Soudain le souvenir du baiser de Gorbatchev et Honecker me percute, y avait-il autant de ferveur et de vérité, dans le bouche-à-bouche de ces deux-là? Difficile à dire, pourtant c'est toute une charge sensuelle et fraternelle que cette étreinte historique souffle dans notre imaginaire.

Je reregarde, pour la 159ème fois, la scène du tango dans Happy Together. Et je me reredis : quelle magie, le baiser. Qui déchire le rideau des grisailles, perce une brèche. Il est insoutenable d’assister à ce baiser dans la rue, attraper d'un coup d'oeil à travers la vitre du bus des lèvres qui se pressent sauvagement, quand on n'a personne à embrasser à pleine bouche. C'est parfois si douloureux: pourquoi n'y ai-je pas droit, moi? Puis un jour on est prêt, et le vrai baiser revient. Pas forcément comme on l'avait imaginé, mais on le reconnaît, c'est juste qu'on a fait du ménage dans son cœur, qu'on est prêt pour le baiser enflammé. Celui qui porte en germe de petites merveilles.

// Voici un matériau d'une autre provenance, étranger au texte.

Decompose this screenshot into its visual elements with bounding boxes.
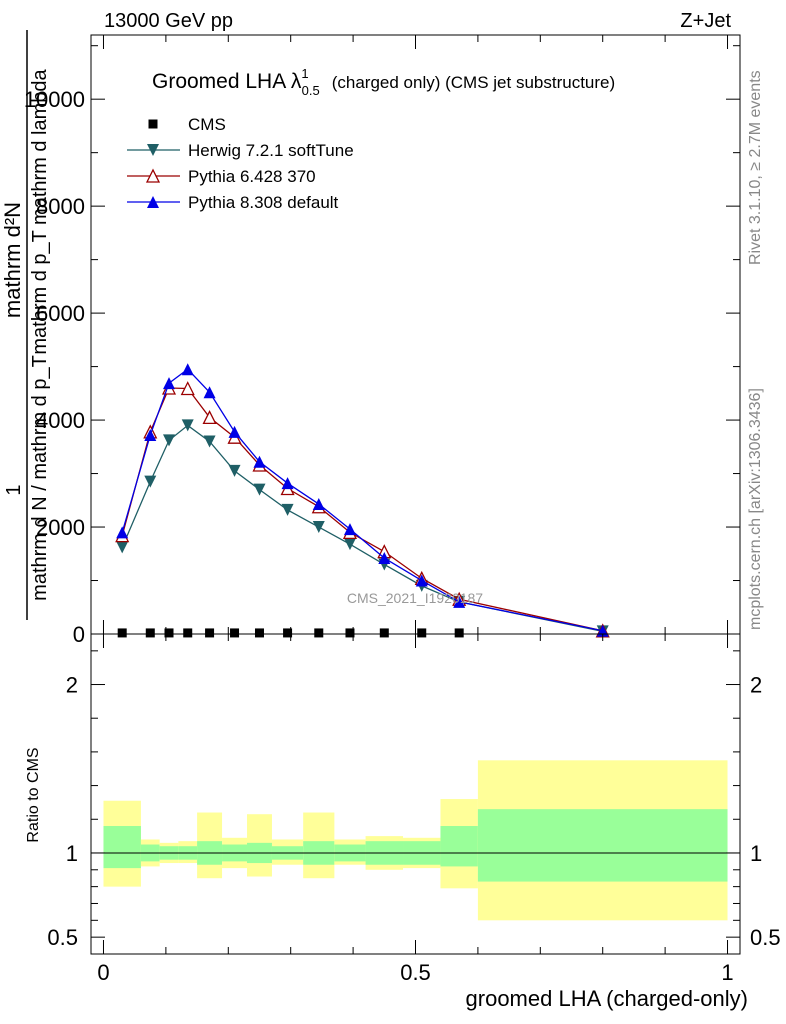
main-plot: 0 2000 4000 6000 8000 10000 CMS_2021_I1920187… (0, 30, 741, 647)
legend-marker (147, 144, 159, 156)
ratio-ytick-label-right: 0.5 (750, 925, 781, 950)
main-ytick-label: 0 (73, 622, 85, 647)
legend-label: Pythia 8.308 default (188, 193, 339, 212)
series-point-3 (144, 429, 157, 442)
legend-marker (147, 196, 159, 208)
series-point-2 (180, 381, 195, 396)
series-point-0 (205, 628, 215, 638)
series-point-0 (145, 628, 155, 638)
main-title-main: Groomed LHA λ (152, 70, 302, 93)
ylabel-bottom: mathrm d N / mathrm d p_T (29, 355, 51, 601)
series-point-3 (203, 386, 216, 399)
series-point-1 (116, 541, 129, 554)
main-ytick-label: 2000 (36, 515, 85, 540)
series-point-0 (117, 628, 127, 638)
header-right: Z+Jet (680, 10, 731, 32)
ratio-xtick-label: 0.5 (400, 960, 431, 985)
ratio-ytick-label-right: 2 (750, 673, 762, 698)
series-point-3 (228, 425, 241, 438)
series-point-0 (283, 628, 293, 638)
series-point-1 (181, 419, 194, 432)
ratio-ytick-label: 2 (66, 673, 78, 698)
series-point-0 (379, 628, 389, 638)
series-point-1 (281, 503, 294, 516)
ylabel-top-denominator: mathrm d p_T mathrm d lambda (29, 68, 51, 354)
series-point-0 (417, 628, 427, 638)
ylabel-top: mathrm d²N (0, 202, 25, 318)
legend-label: Herwig 7.2.1 softTune (188, 141, 354, 160)
series-point-0 (183, 628, 193, 638)
ratio-stat-band (103, 826, 141, 869)
ylabel-one: 1 (3, 484, 25, 495)
series-point-0 (254, 628, 264, 638)
series-point-0 (454, 628, 464, 638)
main-title-sup: 1 (301, 66, 308, 81)
series-point-1 (228, 464, 241, 477)
rivet-label: Rivet 3.1.10, ≥ 2.7M events (747, 70, 764, 265)
legend: CMS Herwig 7.2.1 softTune Pythia 6.428 370… (127, 115, 354, 212)
series-point-1 (312, 521, 325, 534)
series-point-3 (281, 477, 294, 490)
mcplots-label: mcplots.cern.ch [arXiv:1306.3436] (747, 388, 764, 630)
ratio-ytick-label: 1 (66, 841, 78, 866)
series-line-3 (121, 368, 603, 632)
main-ytick-label: 8000 (36, 194, 85, 219)
legend-marker (148, 119, 158, 129)
main-ytick-label: 4000 (36, 408, 85, 433)
series-point-3 (453, 595, 466, 608)
series-point-3 (378, 552, 391, 565)
ratio-ylabel: Ratio to CMS (25, 747, 42, 842)
main-title-rest: (charged only) (CMS jet substructure) (332, 73, 615, 92)
series-point-0 (164, 628, 174, 638)
series-point-0 (345, 628, 355, 638)
ratio-xlabel: groomed LHA (charged-only) (466, 986, 748, 1011)
legend-label: Pythia 6.428 370 (188, 167, 316, 186)
ratio-plot: 0.5 0.5 1 1 2 2 0 0.5 1 Ratio to CMS groomed LHA… (25, 633, 781, 1011)
ratio-stat-band (440, 826, 478, 867)
series-point-3 (163, 377, 176, 390)
legend-marker (145, 168, 161, 183)
series-point-1 (144, 475, 157, 488)
series-point-3 (343, 523, 356, 536)
ratio-xtick-label: 1 (721, 960, 733, 985)
main-ytick-label: 10000 (24, 87, 85, 112)
series-point-3 (312, 498, 325, 511)
series-point-3 (253, 455, 266, 468)
ratio-stat-band (477, 809, 728, 882)
series-point-3 (181, 363, 194, 376)
series-point-0 (314, 628, 324, 638)
main-ytick-label: 6000 (36, 301, 85, 326)
main-title: Groomed LHA λ1 0.5 (charged only) (CMS jet… (152, 66, 615, 98)
ratio-ytick-label: 0.5 (47, 925, 78, 950)
watermark: CMS_2021_I1920187 (347, 590, 483, 606)
series-point-3 (116, 526, 129, 539)
header-left: 13000 GeV pp (104, 10, 233, 32)
series-point-3 (415, 574, 428, 587)
series-point-2 (202, 409, 217, 425)
ratio-xtick-label: 0 (97, 960, 109, 985)
series-point-1 (253, 483, 266, 496)
main-title-sub: 0.5 (302, 83, 320, 98)
series-point-1 (343, 538, 356, 551)
series-point-1 (163, 434, 176, 447)
ratio-ytick-label-right: 1 (750, 841, 762, 866)
legend-label: CMS (188, 115, 226, 134)
series-point-1 (203, 435, 216, 448)
series-point-0 (230, 628, 240, 638)
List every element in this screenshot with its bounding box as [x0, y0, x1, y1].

Ce matin, j'écoute la radio et une autre incandescence m'effleure, celle d'Irina Slavina, qui s'est immolée par le feu, torche vivante, épuisée par le harcèlement du gouvernement russe dans ses activités de journalisme. Elle laisse sur Terre, dans la Russie de Poutine, un mari et des enfants. Je lui envoie un baiser invisible et sans chair ni langue, dans l'éther où elle flotte à présent.